Why these are required:

Availability zones are region-specific - us-west-2a doesn’t exist in us-east-1
AMI IDs are region-specific - setting to null auto-detects the latest EKS-optimized AMI for your region
Region determines resource location - all AWS resources will be created in this region

Example for US-East-1:

1 region = "us-east-1"
2 availability_zones = ["us-east-1a", "us-east-1b", "us-east-1c"]
3 node_ami_id = null  # Auto-detects correct AMI for us-east-1

To find availability zones for your region:

$ aws ec2 describe-availability-zones --region <your-region> \
>   --query 'AvailabilityZones[].ZoneName' --output text

For detailed guidance in any region, see nvcf-base/terraform/tfvars-examples/README.md.

Step 3: Initialize and Validate

Initialize Terraform and validate the configuration.

$ cd terraform/envs/<your-environment>
$ terraform init
$ terraform validate

VPC Subnets (availability_zones, private_subnet_cidrs, public_subnet_cidrs) - MUST span at least 2 AZs (AWS EKS requirement for high availability)
Node Placement (node_availability_zones) - MUST use only 1 AZ (LLS limitation)

Configuration:

1 # VPC subnets - keep multiple AZs (AWS EKS requirement)
2 availability_zones = [
3   "us-west-2a",
4   "us-west-2b",
5   "us-west-2c"
6 ]

Do NOT change availability_zones to a single zone - this will cause Terraform to fail with “subnets not in at least two different availability zones” error.

Step 4: Deploy Cluster

Expected Duration: 30-45 minutes

What gets deployed:

VPC with public/private subnets across 3 AZs
EKS control plane
Node pool configuration
IAM roles and policies
Security groups
S3 buckets (if enabled)

Ensure you are in the environment directory and have run terraform init (see Step 3). Review the deployment plan.

$ terraform plan

Review the plan output to verify expected resources will be created based on your configuration. Key items to check:

Node pools: Verify correct number and instance types (e.g., 5 node pools for self-managed deployment with optional caching components)
VPC/Networking: Confirm subnets match your CIDR configuration
S3 buckets: If create_s3_buckets = true, verify bucket name is correct

Apply the configuration.

$ terraform apply

Verify Deployment

After deployment completes, configure kubectl:

$ # Replace <region> and <cluster-name> with your values from terraform.tfvars
$ aws eks update-kubeconfig \
>   --region <region> \
>   --name <cluster-name>

Use the same region and cluster_name values from your terraform.tfvars configuration.

Verify cluster health:

$ # Check all nodes are Ready
$ kubectl get nodes
$ 
$ # Verify GPU taints are applied automatically
$ kubectl get nodes -o=custom-columns="NAME:.metadata.name, INSTANCE:.metadata.labels.node\.kubernetes\.io/instance-type, TAINTS:.spec.taints"

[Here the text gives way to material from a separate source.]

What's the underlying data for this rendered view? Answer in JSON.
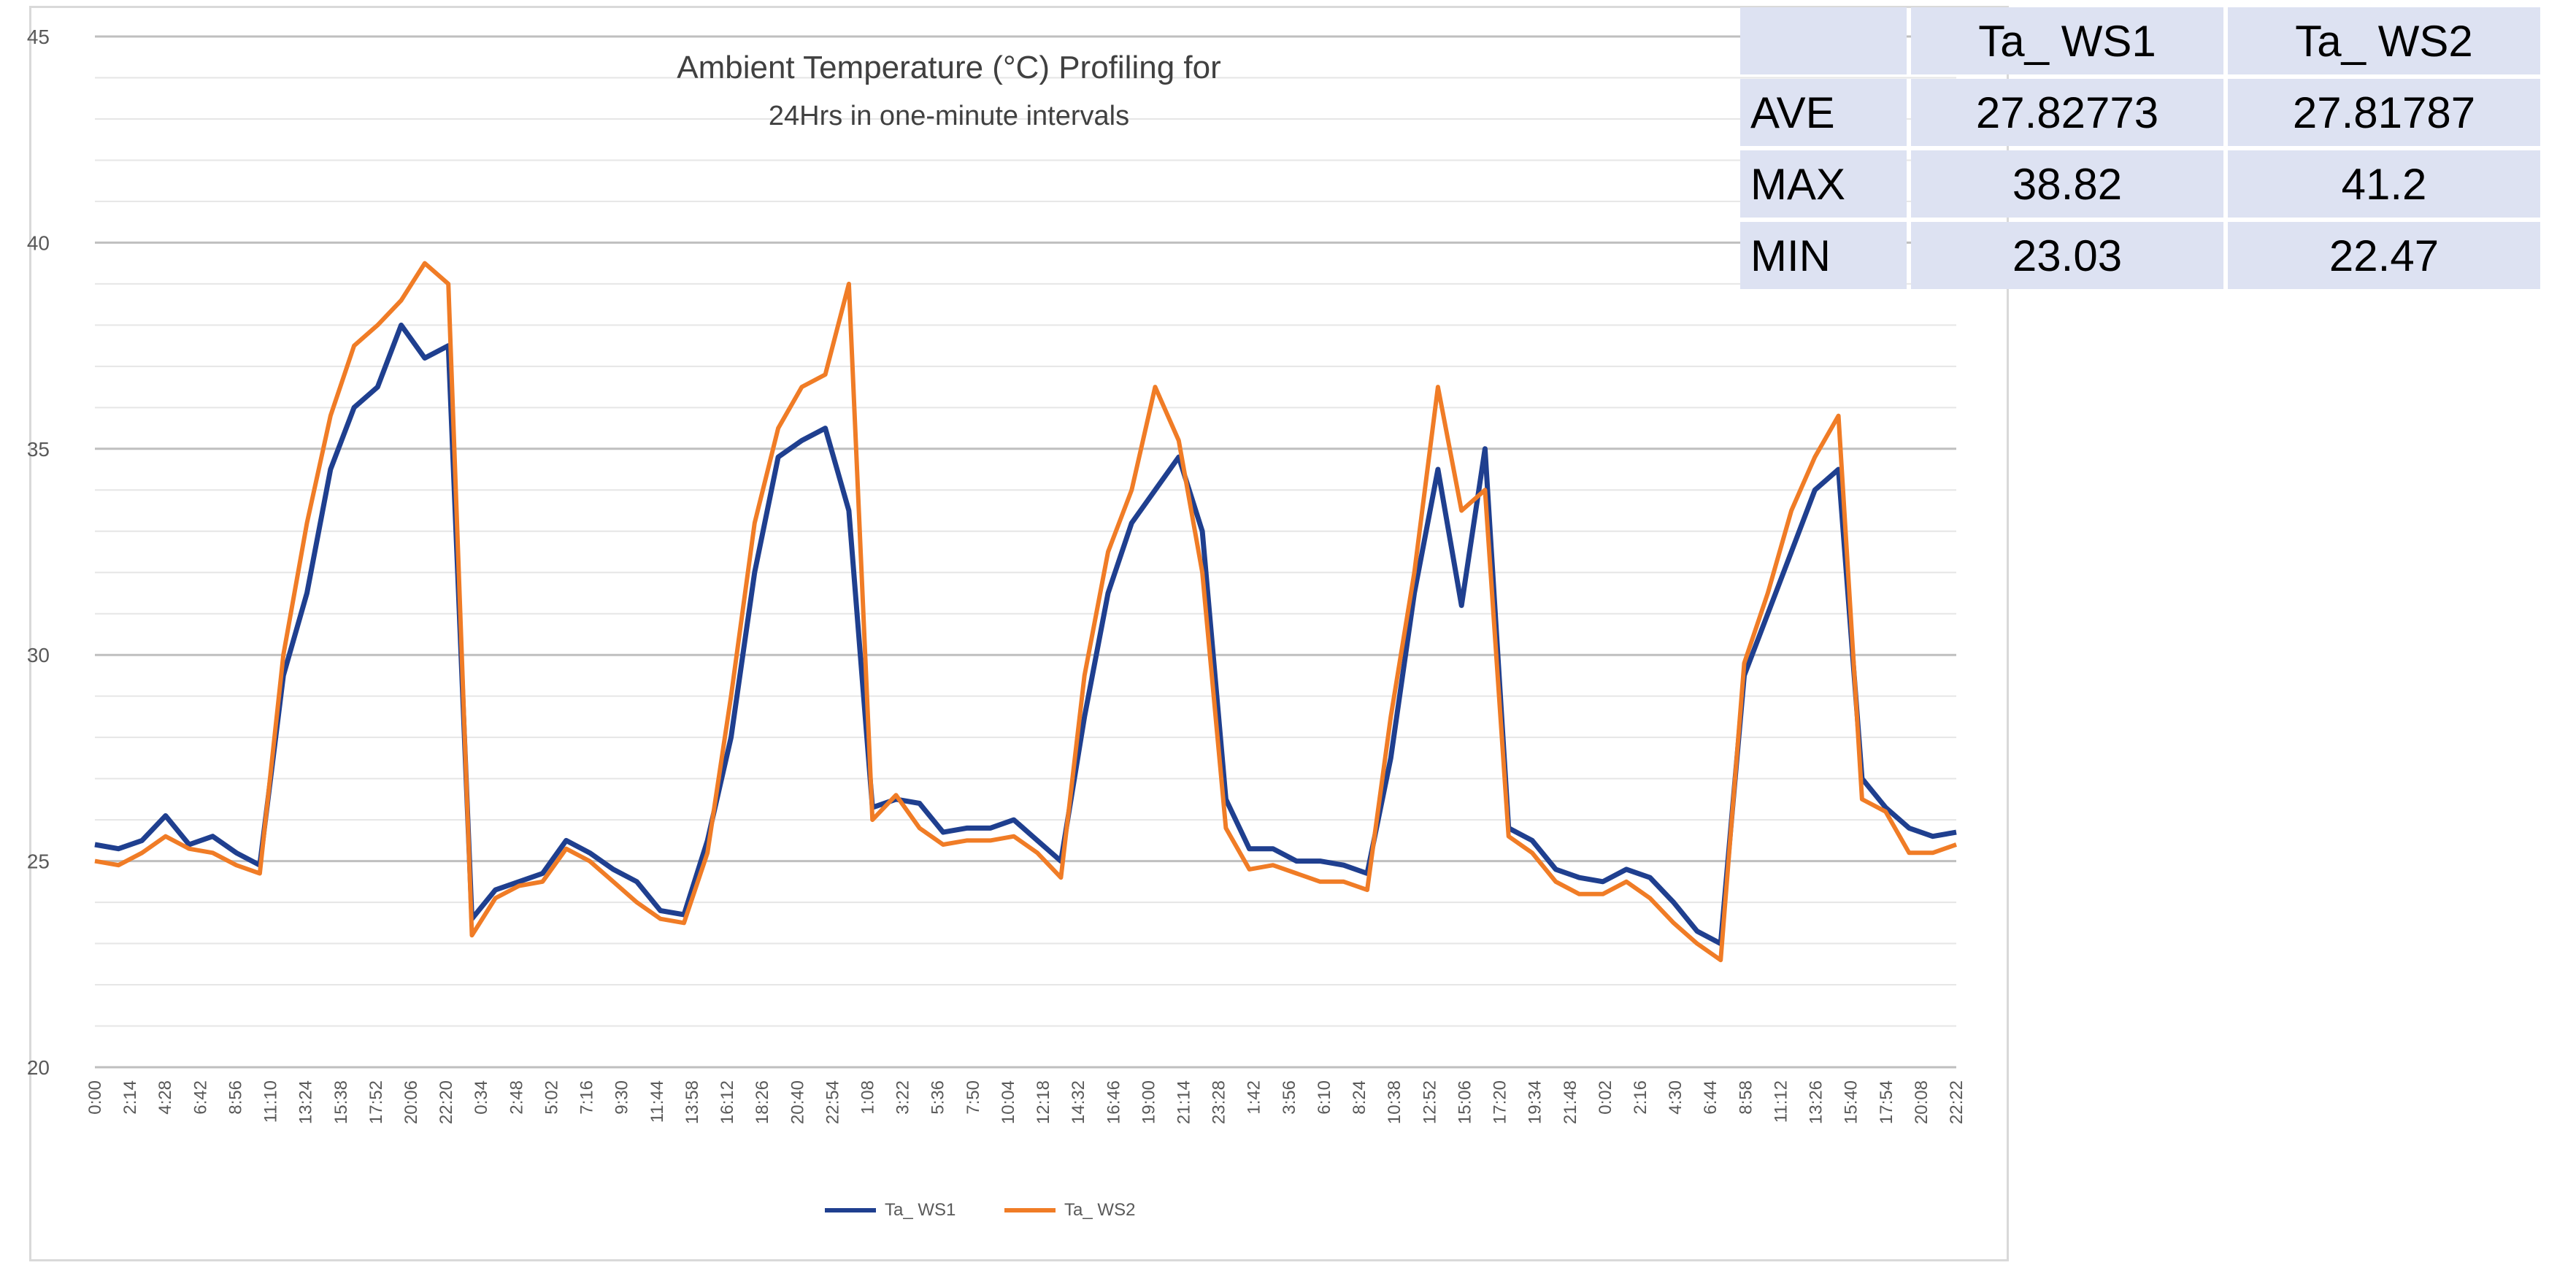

Example output for GPU nodes (should match your GPU instance type):

NAME                          INSTANCE        TAINTS
ip-10-120-x-x.compute.internal  g6e.4xlarge   [map[effect:NoSchedule key:nvidia.com/gpu value:present]]

Step 5: Deploy GPU Operator

The NVIDIA GPU Operator is required for GPU workloads. It installs GPU drivers, device plugins, and monitoring components on GPU nodes.

Set NGC credentials:

$ export NGC_API_KEY="nvapi-xxxxxxxxxxxxx"  # Your NGC API key

Deploy the GPU Operator:

$ # Navigate to core-apps under the nvcf-base top-level directory
$ cd /path/to/nvcf-base/core-apps
$ 
$ helmfile apply --selector component=gpu

Verify deployment is proceeding.

Expected Duration: 5-10 minutes

$ # Check GPU operator pods are running (if some pods are in init state, wait a few minutes)
$ kubectl get pods -n gpu-operator
$ 
$ # Verify GPU resources are advertised on nodes
$ kubectl get nodes -o custom-columns="NAME:.metadata.name,GPU:.status.allocatable.nvidia\.com/gpu"

Expected output: All pods should be Running, and GPU nodes should show available GPU count (e.g., 1 for g6e.4xlarge).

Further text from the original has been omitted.